Someone had recommended the Jungle Palace, a more jungle-than-palace cheap lodging outside of Palenque in the jungle community of El Patchan. I was able to get a cabin to myself for only 100pesos/6USD . Half-consumed by the forest, the wild cabin sat above a stream and below screeching howler monkeys. Deep in nature I was.

The night I got in, the Paquio vs Mayweather fight was on and I was keen to watch to watch it. I ripped into Palenque and after trying a few bars eventually found a restaurant showing it. It was with Spanish commentary but jaysus you can’t have it all!

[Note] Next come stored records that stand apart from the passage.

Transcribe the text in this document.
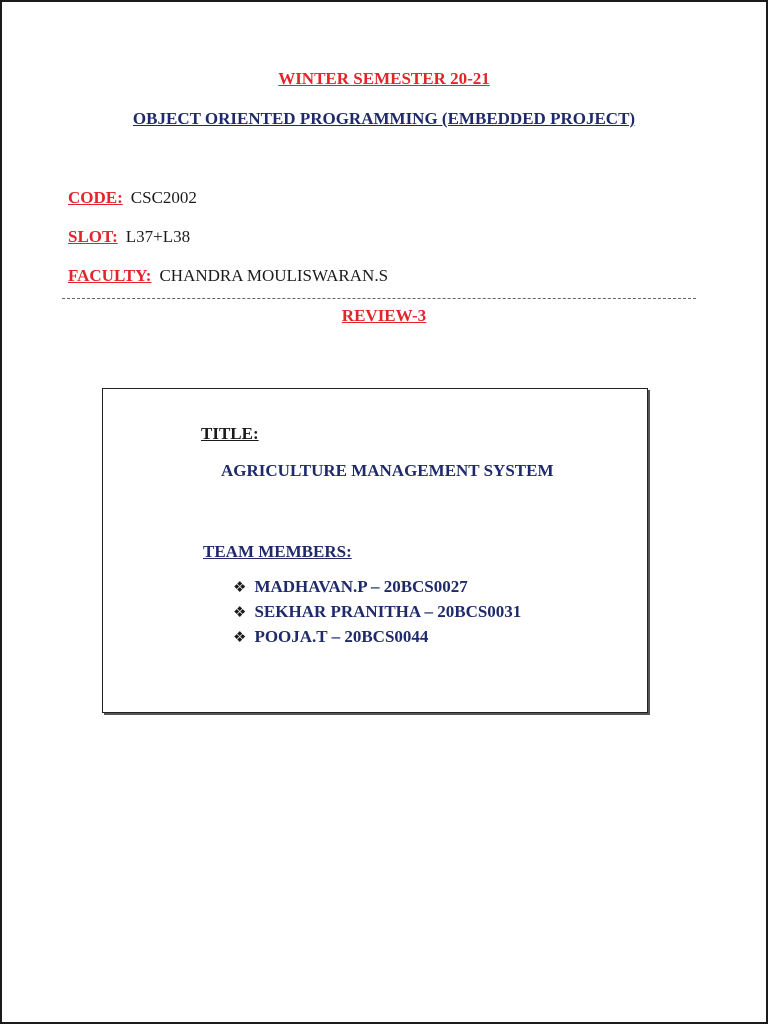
WINTER SEMESTER 20-21
OBJECT ORIENTED PROGRAMMING (EMBEDDED PROJECT)
CODE: CSC2002
SLOT: L37+L38
FACULTY: CHANDRA MOULISWARAN.S
REVIEW-3
TITLE:
AGRICULTURE MANAGEMENT SYSTEM
TEAM MEMBERS:
❖ MADHAVAN.P – 20BCS0027
❖ SEKHAR PRANITHA – 20BCS0031
❖ POOJA.T – 20BCS0044
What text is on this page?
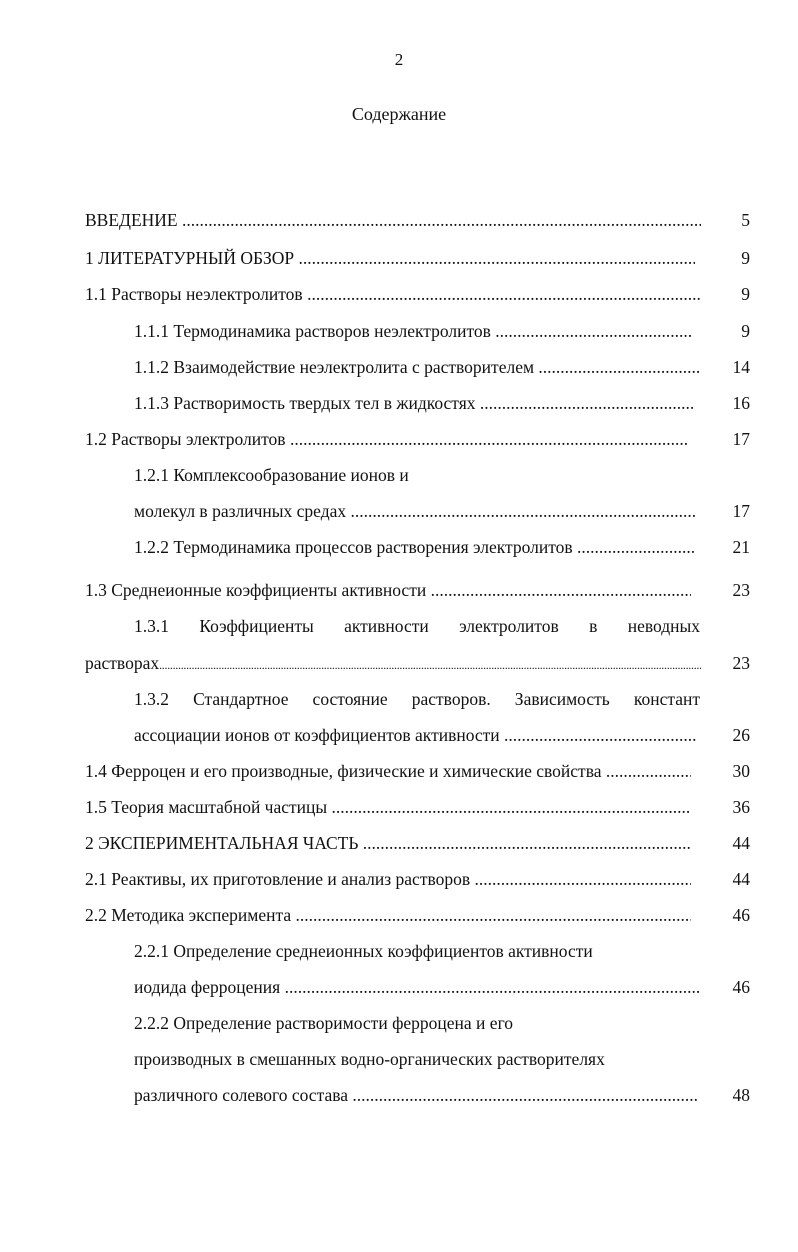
2
Содержание
ВВЕДЕНИЕ .....	5
1 ЛИТЕРАТУРНЫЙ ОБЗОР .....	9
1.1 Растворы неэлектролитов .....	9
1.1.1 Термодинамика растворов неэлектролитов .....	9
1.1.2 Взаимодействие неэлектролита с растворителем .....	14
1.1.3 Растворимость твердых тел в жидкостях .....	16
1.2 Растворы электролитов .....	17
1.2.1 Комплексообразование ионов и
молекул в различных средах .....	17
1.2.2 Термодинамика процессов растворения электролитов .....	21
1.3 Среднеионные коэффициенты активности .....	23
1.3.1 Коэффициенты активности электролитов в неводных
растворах .....	23
1.3.2 Стандартное состояние растворов. Зависимость констант
ассоциации ионов от коэффициентов активности .....	26
1.4 Ферроцен и его производные, физические и химические свойства .....	30
1.5 Теория масштабной частицы .....	36
2 ЭКСПЕРИМЕНТАЛЬНАЯ ЧАСТЬ .....	44
2.1 Реактивы, их приготовление и анализ растворов .....	44
2.2 Методика эксперимента .....	46
2.2.1 Определение среднеионных коэффициентов активности
иодида ферроцения .....	46
2.2.2 Определение растворимости ферроцена и его
производных в смешанных водно-органических растворителях
различного солевого состава .....	48
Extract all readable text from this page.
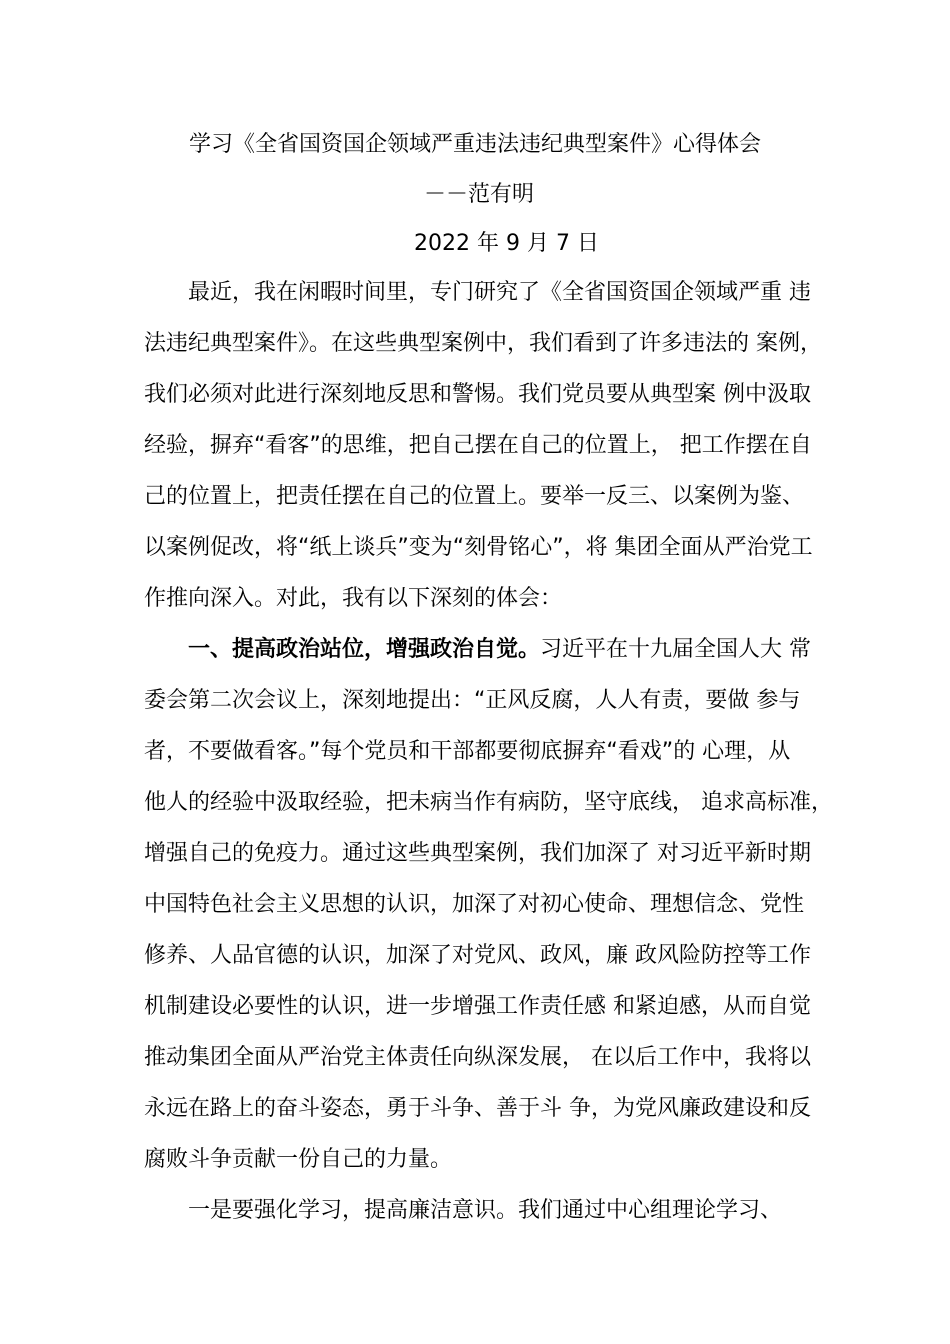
学习《全省国资国企领域严重违法违纪典型案件》心得体会
－－范有明
2022 年 9 月 7 日
最近，我在闲暇时间里，专门研究了《全省国资国企领域严重 违
法违纪典型案件》。在这些典型案例中，我们看到了许多违法的 案例，
我们必须对此进行深刻地反思和警惕。我们党员要从典型案 例中汲取
经验，摒弃“看客”的思维，把自己摆在自己的位置上， 把工作摆在自
己的位置上，把责任摆在自己的位置上。要举一反三、以案例为鉴、
以案例促改，将“纸上谈兵”变为“刻骨铭心”，将 集团全面从严治党工
作推向深入。对此，我有以下深刻的体会：
一、提高政治站位，增强政治自觉。习近平在十九届全国人大 常
委会第二次会议上，深刻地提出：“正风反腐，人人有责，要做 参与
者，不要做看客。”每个党员和干部都要彻底摒弃“看戏”的 心理，从
他人的经验中汲取经验，把未病当作有病防，坚守底线， 追求高标准，
增强自己的免疫力。通过这些典型案例，我们加深了 对习近平新时期
中国特色社会主义思想的认识，加深了对初心使命、理想信念、党性
修养、人品官德的认识，加深了对党风、政风，廉 政风险防控等工作
机制建设必要性的认识，进一步增强工作责任感 和紧迫感，从而自觉
推动集团全面从严治党主体责任向纵深发展， 在以后工作中，我将以
永远在路上的奋斗姿态，勇于斗争、善于斗 争，为党风廉政建设和反
腐败斗争贡献一份自己的力量。
一是要强化学习，提高廉洁意识。我们通过中心组理论学习、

Anticipating busy crowds early on, myself and a Polish girl I’d met in the hostel in San Cristobal ambitiously got up at 6am and hopped in a collectivo to the entrance where we’d catch sunrise over the ancient grounds. We rocked up only to be told the grounds would not open until 8am. I looked at my watch; 06:30...bollocks. We started walking back down the road, deflated and contemplating checking out of our cabins first and coming back after 8 until we saw an opening in the perimeter fence which was clearly calling out for us. After weighing up the risks and potential consequences of being caught for a grand total of 10 seconds, we threw caution to the wind and clambered over. Things quickly turned into a ‘Lost’ episode as we sneakily traversed the thick jungle trying to find a path far enough away from the entrance to avoid detection. About an hour later, round 7:30 we finally trekked into a maintenance path which led us to the ruins. Success. Amazed that neither of us had fallen victim to this unforgiving jungle, all we had to do was hide out until after 8 to allow some other tourists to circulate about and blend in like we hadn’t just broken into the place. I found some howler monkeys having a good morning howl where I stood and watched, boggled as to how these fairly friendly-looking fellas were able to make sounds that more suited a tiger than a monkey. 
Just after 8am we spotted a couple of tourists so the coast was clear and we were able to enjoy the fairly empty ruins basking in the morning sun before the place become quickly overrun with local vendors selling their Mayan wares and bus loads of tourists.

A stunning 114-foot waterfall called Misol-Ha and a series of turquoise cascading waterfalls called Cascadas de Agua Azul were a short ride away from Palenque. Shortly before I left the cascades I was approached by a friendly Swedish man and his family who were living in Mexico City. I could tell by his zealous demeanor and his fascinated interest at my story that he saw a bit of himself in me. I bid them adieu and starting riding off. Just before they were out of earshot I faintly heard his son bellow out 'You've got a new Instagram follower!'. Chuckling to myself at the absurdity of it, I shifted up to second gear and left that beautiful state of Chiapas.

A permadent resident of the Jungle Palace in Palenque.

A permadent resident of the Jungle Palace in Palenque.

The magnificently beautiful Cascada de Agua Azul on the way to Palenque.

The equally impressive Misol-Ha waterfall also outside of Palenque.

The equally impressive Misol-Ha waterfall also outside of Palenque.

The classic awkward pose in front of the Cascades of Agua Azul outside Palenque.